Disturbed by the statistics on Italian emigration which rose to 84,000 in 1884 alone, Scalabrini wrote that mass emigration and the separation of families “would help to sprinkle the lands of America with bones.”

He died in 1905 in Plaisance, where he was bishop, and was beatified in 1997 by St. John Paul. Pope Francis has renounced the obligation to receive a miracle after the beatification.

The order he founded currently manages 176 missions around the world, including 27 reception centers for migrants and 20 schools and childcare centers.

Francesco, himself the son of Italian immigrants in Argentina, recalled drawing inspiration from Zatti’s life when he was provincial superior of the Jesuits in Argentina, saying that the number of entries into the order increased after praying for his intercession.

Zatti was one of eight children born to a peasant couple from northern Italy who emigrated to Argentina in 1897 as a teenager.

After joining the Salesian order at the age of 20, Zatti fell ill with tuberculosis and was sent to a Salesian hospital in northern Patagonia for treatment. He vowed to serve the sick and the poor for the rest of his life if he recovered. Zatti then worked in the same hospital for 40 years, serving as a pharmacy nurse and later as an administrator.

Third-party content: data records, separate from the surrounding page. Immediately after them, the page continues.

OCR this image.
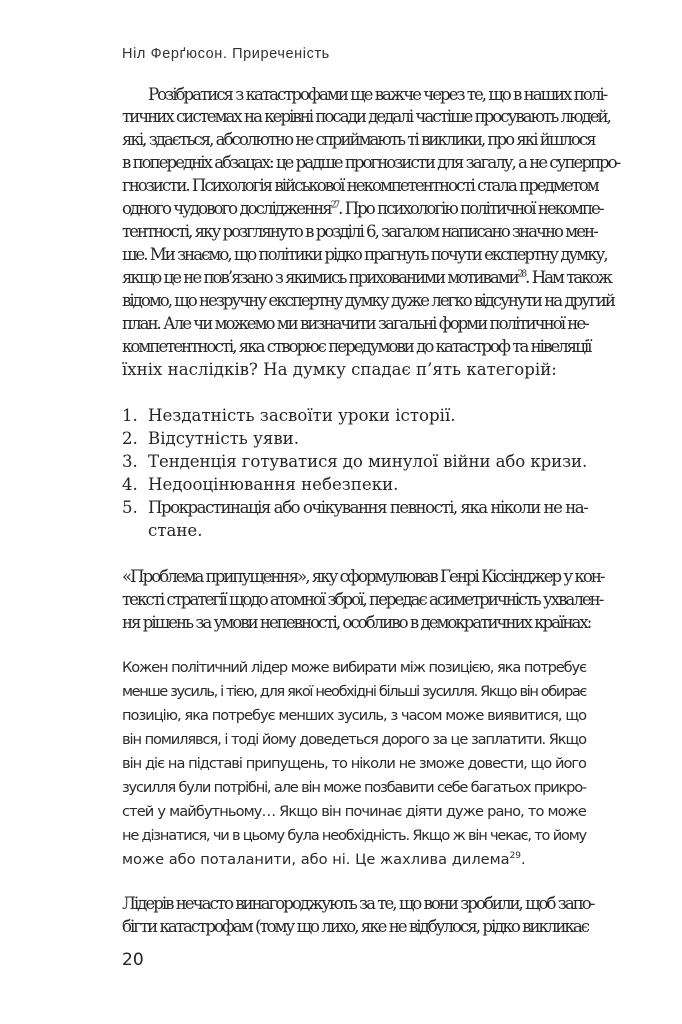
Ніл Ферґюсон. Приреченість
Розібратися з катастрофами ще важче через те, що в наших полі-
тичних системах на керівні посади дедалі частіше просувають людей,
які, здається, абсолютно не сприймають ті виклики, про які йшлося
в попередніх абзацах: це радше прогнозисти для загалу, а не суперпро-
гнозисти. Психологія військової некомпетентності стала предметом
одного чудового дослідження$^{27}$. Про психологію політичної некомпе-
тентності, яку розглянуто в розділі 6, загалом написано значно мен-
ше. Ми знаємо, що політики рідко прагнуть почути експертну думку,
якщо це не пов’язано з якимись прихованими мотивами$^{28}$. Нам також
відомо, що незручну експертну думку дуже легко відсунути на другий
план. Але чи можемо ми визначити загальні форми політичної не-
компетентності, яка створює передумови до катастроф та нівеляції
їхніх наслідків? На думку спадає п’ять категорій:
1. Нездатність засвоїти уроки історії.
2. Відсутність уяви.
3. Тенденція готуватися до минулої війни або кризи.
4. Недооцінювання небезпеки.
5. Прокрастинація або очікування певності, яка ніколи не на-
стане.
«Проблема припущення», яку сформулював Генрі Кіссінджер у кон-
тексті стратегії щодо атомної зброї, передає асиметричність ухвален-
ня рішень за умови непевності, особливо в демократичних країнах:
Кожен політичний лідер може вибирати між позицією, яка потребує
менше зусиль, і тією, для якої необхідні більші зусилля. Якщо він обирає
позицію, яка потребує менших зусиль, з часом може виявитися, що
він помилявся, і тоді йому доведеться дорого за це заплатити. Якщо
він діє на підставі припущень, то ніколи не зможе довести, що його
зусилля були потрібні, але він може позбавити себе багатьох прикро-
стей у майбутньому… Якщо він починає діяти дуже рано, то може
не дізнатися, чи в цьому була необхідність. Якщо ж він чекає, то йому
може або поталанити, або ні. Це жахлива дилема$^{29}$.
Лідерів нечасто винагороджують за те, що вони зробили, щоб запо-
бігти катастрофам (тому що лихо, яке не відбулося, рідко викликає
20
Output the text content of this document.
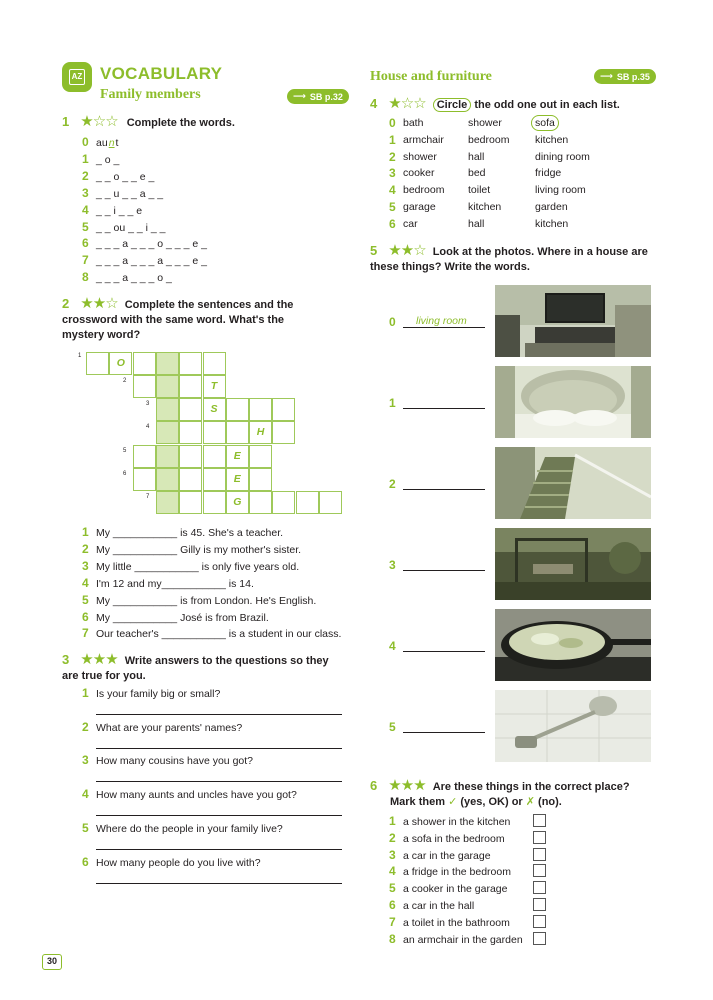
AZ VOCABULARY
Family members	⟶ SB p.32
1 ★☆☆ Complete the words.
0 aunt
1 _ o _
2 _ _ o _ _ e _
3 _ _ u _ _ a _ _
4 _ _ i _ _ e
5 _ _ ou _ _ i _ _
6 _ _ _ a _ _ _ o _ _ _ e _
7 _ _ _ a _ _ _ a _ _ _ e _
8 _ _ _ a _ _ _ o _
2 ★★☆ Complete the sentences and the crossword with the same word. What's the mystery word?
1
O
2	T
3	S
4	H
5	E
6	E
7	G
1 My ___________ is 45. She's a teacher.
2 My ___________ Gilly is my mother's sister.
3 My little ___________ is only five years old.
4 I'm 12 and my___________ is 14.
5 My ___________ is from London. He's English.
6 My ___________ José is from Brazil.
7 Our teacher's ___________ is a student in our class.
3 ★★★ Write answers to the questions so they are true for you.
1 Is your family big or small?
2 What are your parents' names?
3 How many cousins have you got?
4 How many aunts and uncles have you got?
5 Where do the people in your family live?
6 How many people do you live with?
House and furniture	⟶ SB p.35
4 ★☆☆ Circle the odd one out in each list.
0 bath	shower	sofa
1 armchair bedroom kitchen
2 shower	hall	dining room
3 cooker	bed	fridge
4 bedroom toilet	living room
5 garage	kitchen	garden
6 car	hall	kitchen
5 ★★☆ Look at the photos. Where in a house are these things? Write the words.
0	living room
1
2
3
4
5
6 ★★★ Are these things in the correct place?
Mark them ✓ (yes, OK) or ✗ (no).
1 a shower in the kitchen
2 a sofa in the bedroom
3 a car in the garage
4 a fridge in the bedroom
5 a cooker in the garage
6 a car in the hall
7 a toilet in the bathroom
8 an armchair in the garden
30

His reputation for healing the sick attracted sick people from all over Patagonia. Zatti was known to cycle around the city of Viedma with a medical case to help the sick. The pontiff also recalled an occasion, Sunday, in which the body of a deceased patient was seen removed during the night, to prevent the sick from seeing the body.

Zatti died in 1951 and was beatified in 2002. Paving the way for canonization, Francis signed the decree recognizing Zatti’s intercession in the healing of a man in the Philippines who had suffered a cerebral hemorrhage.

Barry reported from Milan. Francesco Sportelli in Rome and Gianfranco Stara in the Vatican contributed to it.